Pemerintah tengah mengambil langkah-langkah strategis untuk menjaga disiplin fiskal, termasuk melakukan reprioritasi anggaran melalui efisiensi di kementerian dan lembaga. Tujuannya adalah memastikan defisit anggaran tetap berada di bawah batas 3 persen terhadap Produk Domestik Bruto (PDB) pada tahun ini. Namun, di balik kebijakan ini, terdapat tekanan yang signifikan terhadap ruang fiskal pemerintah.

Ruang fiskal semakin menyempit akibat meningkatnya risiko eksternal seperti gejolak harga komoditas global dan ketidakpastian geopolitik. Direktur Ekonomi Center of Economic and Law Studies (Celios), Nailul Huda, menilai bahwa kondisi ekonomi tahun ini berpotensi mengalami tekanan lebih besar daripada pada awal 2025. Saat itu, berbagai sektor mengalami perlambatan karena kombinasi kebijakan efisiensi dan tertahannya belanja pemerintah.
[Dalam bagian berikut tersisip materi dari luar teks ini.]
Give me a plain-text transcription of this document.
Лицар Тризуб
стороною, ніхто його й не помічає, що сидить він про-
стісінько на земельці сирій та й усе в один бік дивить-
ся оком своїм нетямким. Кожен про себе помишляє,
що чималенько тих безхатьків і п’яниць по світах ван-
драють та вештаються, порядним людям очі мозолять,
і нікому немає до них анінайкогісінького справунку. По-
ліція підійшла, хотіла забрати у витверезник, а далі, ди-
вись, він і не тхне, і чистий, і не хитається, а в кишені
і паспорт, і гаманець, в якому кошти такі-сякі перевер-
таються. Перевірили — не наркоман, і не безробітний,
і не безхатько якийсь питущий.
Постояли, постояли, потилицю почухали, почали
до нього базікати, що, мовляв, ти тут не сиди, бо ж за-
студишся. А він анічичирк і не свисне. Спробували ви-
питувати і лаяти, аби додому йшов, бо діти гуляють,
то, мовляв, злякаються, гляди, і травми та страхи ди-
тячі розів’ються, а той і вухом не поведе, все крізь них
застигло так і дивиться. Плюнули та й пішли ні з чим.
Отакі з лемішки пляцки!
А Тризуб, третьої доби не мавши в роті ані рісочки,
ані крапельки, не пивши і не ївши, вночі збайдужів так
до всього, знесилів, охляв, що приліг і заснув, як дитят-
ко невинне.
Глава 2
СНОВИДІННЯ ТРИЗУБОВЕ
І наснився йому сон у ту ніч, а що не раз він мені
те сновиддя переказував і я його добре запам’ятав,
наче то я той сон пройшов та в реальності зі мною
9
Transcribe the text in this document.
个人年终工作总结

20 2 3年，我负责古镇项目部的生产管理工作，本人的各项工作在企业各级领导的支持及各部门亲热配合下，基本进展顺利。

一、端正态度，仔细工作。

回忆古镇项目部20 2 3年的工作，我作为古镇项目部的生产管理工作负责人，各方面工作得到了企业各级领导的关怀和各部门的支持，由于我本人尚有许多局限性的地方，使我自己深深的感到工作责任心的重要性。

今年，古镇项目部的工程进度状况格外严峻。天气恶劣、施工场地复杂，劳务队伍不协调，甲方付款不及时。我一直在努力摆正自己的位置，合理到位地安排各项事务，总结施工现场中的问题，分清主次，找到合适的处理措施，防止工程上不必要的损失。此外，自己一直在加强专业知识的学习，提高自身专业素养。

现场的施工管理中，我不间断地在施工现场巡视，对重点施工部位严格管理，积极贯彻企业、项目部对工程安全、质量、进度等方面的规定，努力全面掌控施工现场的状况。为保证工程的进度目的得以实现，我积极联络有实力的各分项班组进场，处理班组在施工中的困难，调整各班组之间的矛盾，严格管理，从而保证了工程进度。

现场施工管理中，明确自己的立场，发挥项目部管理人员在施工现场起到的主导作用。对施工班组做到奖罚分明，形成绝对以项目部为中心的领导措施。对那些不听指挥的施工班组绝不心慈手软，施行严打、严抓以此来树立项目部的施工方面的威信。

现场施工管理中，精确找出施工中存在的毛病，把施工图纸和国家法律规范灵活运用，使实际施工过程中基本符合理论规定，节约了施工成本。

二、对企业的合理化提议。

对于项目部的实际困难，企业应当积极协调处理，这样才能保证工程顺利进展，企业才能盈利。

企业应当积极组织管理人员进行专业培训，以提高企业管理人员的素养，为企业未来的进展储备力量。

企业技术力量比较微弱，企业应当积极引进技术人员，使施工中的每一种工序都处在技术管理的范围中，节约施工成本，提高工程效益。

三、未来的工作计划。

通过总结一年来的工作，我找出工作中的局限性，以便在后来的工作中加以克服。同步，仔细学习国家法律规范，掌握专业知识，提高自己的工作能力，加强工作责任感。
Efisiensi Anggaran dan Dampak Ke Sektor Riil



Huda menjelaskan bahwa pengalaman tahun lalu menjadi cermin nyata bagaimana kebijakan efisiensi anggaran dapat berdampak luas ke sektor riil. Salah satu sektor yang paling terpukul adalah perhotelan, yang sangat bergantung pada aktivitas belanja pemerintah seperti perjalanan dinas dan penyelenggaraan kegiatan. Sepanjang 2025, sektor perhotelan mengalami kontraksi akibat pemangkasan belanja secara besar-besaran. Tidak hanya itu, perlambatan juga diperparah oleh tertundanya sejumlah proyek pemerintah yang selama ini berperan sebagai penggerak utama perputaran ekonomi di daerah.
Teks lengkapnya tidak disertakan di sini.